Qasiir and his team heard her wailing. He shouted to his posse, instructing them not to shoot at the helicopters, fearing that his baby sister might be hurt in the crossfire. Looking back, both Qasiir and his mother speculated that one of the pilots might have become aware of what was going on and, in an effort to help, might have steered away from where the mother knelt, naked, weeping, praying, cursing, wallowing in the sand. “Then”—Qasiir acted it out in a wild charade—“two men appeared from nowhere with RPGs, and they gunned for the chopper. There was a mighty crash: the helicopter was down!”

“And I wouldn’t stop wailing,” his mother broke in, “until I saw my baby fall to the ground, close to where I was. I crawled on all fours to where my daughter lay, praying that I would find her alive, and unhurt. All the while, my hard, evil stare was focused on the Rangers in the downed chopper. I lifted my baby into my embrace, and half ran, half walked away, aware of the Rangers’ eyes trained on my back.”

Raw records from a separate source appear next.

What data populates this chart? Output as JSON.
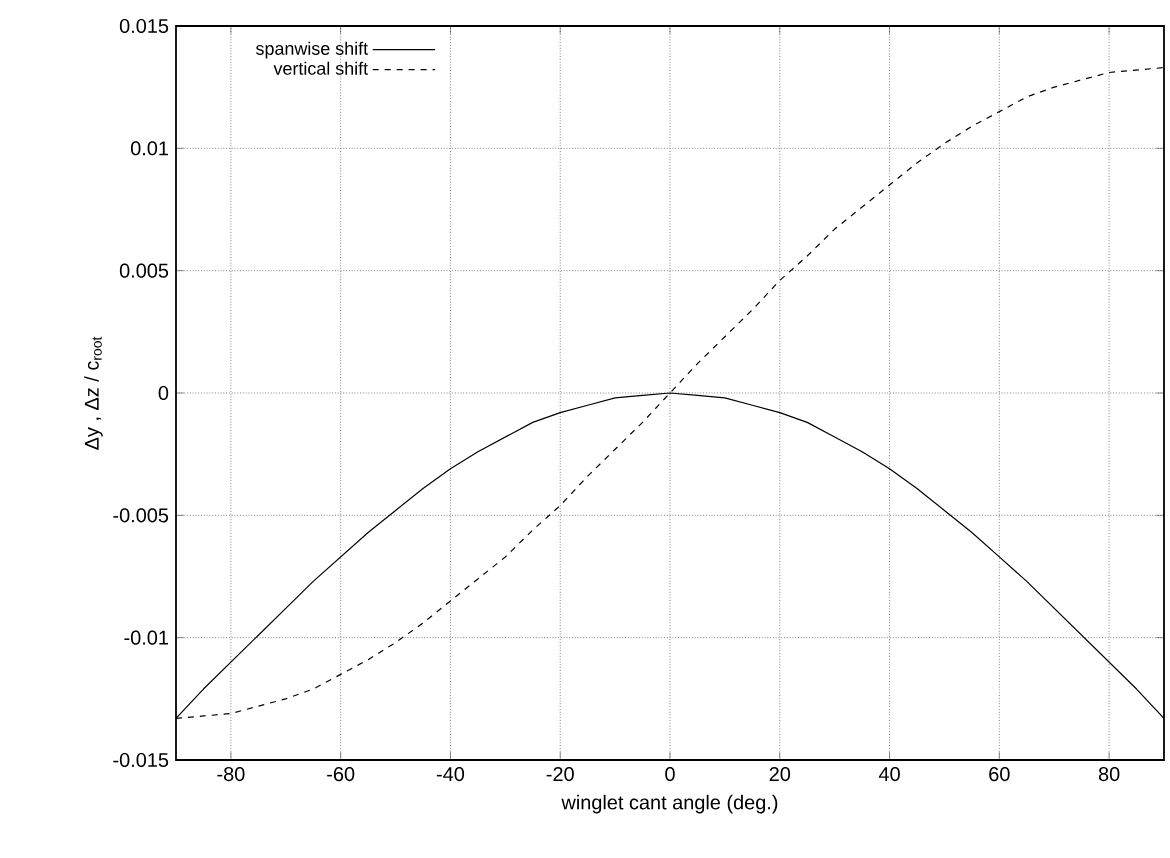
{
  "chart_data": {
    "type": "line",
    "xlabel": "winglet cant angle (deg.)",
    "ylabel": "Δy , Δz / c$_{root}$",
    "x": [
      -90,
      -85,
      -80,
      -75,
      -70,
      -65,
      -60,
      -55,
      -50,
      -45,
      -40,
      -35,
      -30,
      -25,
      -20,
      -15,
      -10,
      -5,
      0,
      5,
      10,
      15,
      20,
      25,
      30,
      35,
      40,
      45,
      50,
      55,
      60,
      65,
      70,
      75,
      80,
      85,
      90
    ],
    "series": [
      {
        "name": "spanwise shift",
        "color": "#000000",
        "line_style": "solid",
        "values": [
          -0.0133,
          -0.0121,
          -0.011,
          -0.0099,
          -0.0088,
          -0.0077,
          -0.0067,
          -0.0057,
          -0.0048,
          -0.0039,
          -0.0031,
          -0.0024,
          -0.0018,
          -0.0012,
          -0.0008,
          -0.0005,
          -0.0002,
          -0.0001,
          0,
          -0.0001,
          -0.0002,
          -0.0005,
          -0.0008,
          -0.0012,
          -0.0018,
          -0.0024,
          -0.0031,
          -0.0039,
          -0.0048,
          -0.0057,
          -0.0067,
          -0.0077,
          -0.0088,
          -0.0099,
          -0.011,
          -0.0121,
          -0.0133
        ]
      },
      {
        "name": "vertical shift",
        "color": "#000000",
        "line_style": "dashed",
        "values": [
          -0.0133,
          -0.0132,
          -0.0131,
          -0.0128,
          -0.0125,
          -0.0121,
          -0.0115,
          -0.0109,
          -0.0102,
          -0.0094,
          -0.0085,
          -0.0076,
          -0.0067,
          -0.0056,
          -0.0046,
          -0.0034,
          -0.0023,
          -0.0012,
          0,
          0.0012,
          0.0023,
          0.0034,
          0.0046,
          0.0056,
          0.0067,
          0.0076,
          0.0085,
          0.0094,
          0.0102,
          0.0109,
          0.0115,
          0.0121,
          0.0125,
          0.0128,
          0.0131,
          0.0132,
          0.0133
        ]
      }
    ],
    "xlim": [
      -90,
      90
    ],
    "xticks": [
      -80,
      -60,
      -40,
      -20,
      0,
      20,
      40,
      60,
      80
    ],
    "ylim": [
      -0.015,
      0.015
    ],
    "yticks": [
      -0.015,
      -0.01,
      -0.005,
      0,
      0.005,
      0.01,
      0.015
    ],
    "grid": true,
    "legend": "top left",
    "marker": "none"
  }
}
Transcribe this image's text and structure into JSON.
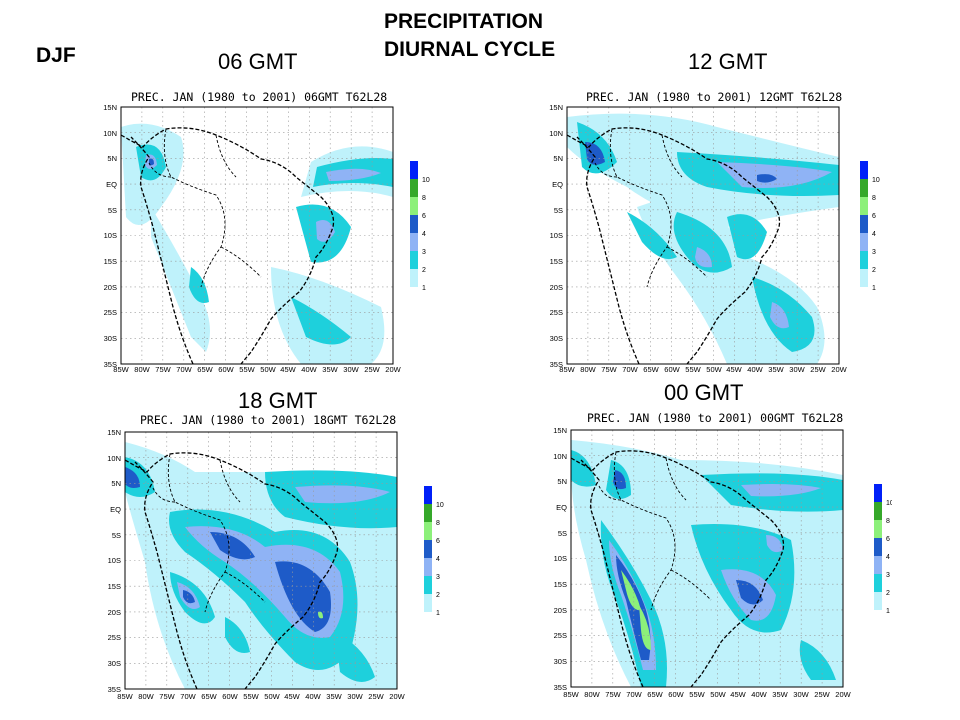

THE STORY WAS OVER, THE MOTHER CLEARLY EXHAUSTED, AND JEEBLEH, NOW prepared to leave, got to his feet. Without thinking, he reached into his shirt pocket and handed over a large sum of money in the local currency — his change from the restaurant — to the mother of the child. The woman looked at her father-in-law, as if to ask, “What am I to do with this?”

“Please let her buy something for the child.” Jeebleh’s words failed him. He was embarrassed by what he had done so thoughtlessly. He walked out of the compound and, with feelings of guilt weighing him down, waited for Dajaal to join him.

27

ON THEIR WAY TO THE BARBERSHOP, JEEBLEH, HIS EXPRESSION FORLORN, relied on the strength of his own spirit to overcome the obstacles in his way.

He decided to approach Dajaal right away with specific demands, even at the risk of being turned down. He did not have all the time in the world: soon he would be returning home, back to his family and his teaching: from that distance, a Parthian shot at his present pursuers and his lifetime foe would be impossible. He wanted the job done, and done well — in and then out.

And there was another matter he needed to consult Dajaal about. Jeebleh wanted to hire a mason to build a miniature mausoleum in noble memory of his mother. Nothing extravagant, just a bit of stone neatly put together, in tribute to the woman who had built him into what he had become. His skin bristled as he thought ahead to the moment when, standing before the structure, he could say a prayer or two, in an effort to apologize for his failures. It would take a great deal of love, and more, to help her spirit lie in undisturbed peace.

He looked in Dajaal’s direction. The man seemed uncomfortable. “There are two jobs I would like to hire someone to do,” Jeebleh said. “Two jobs that are related, to my mind. Would you help me?”

“What are these jobs?”

Worry spread over Jeebleh’s face; he looked as wretched as a rusted drainpipe. “How would you go about it if you wished to commission a risky job?”

Dajaal’s cagey answer made it obvious to Jeebleh that the man knew where he was headed with his questions. “I wouldn’t, for instance, commission my grandson Qasiir to perform a risky job. It would have to be performed on a no-name, no-packdrill basis, with payment on execution.”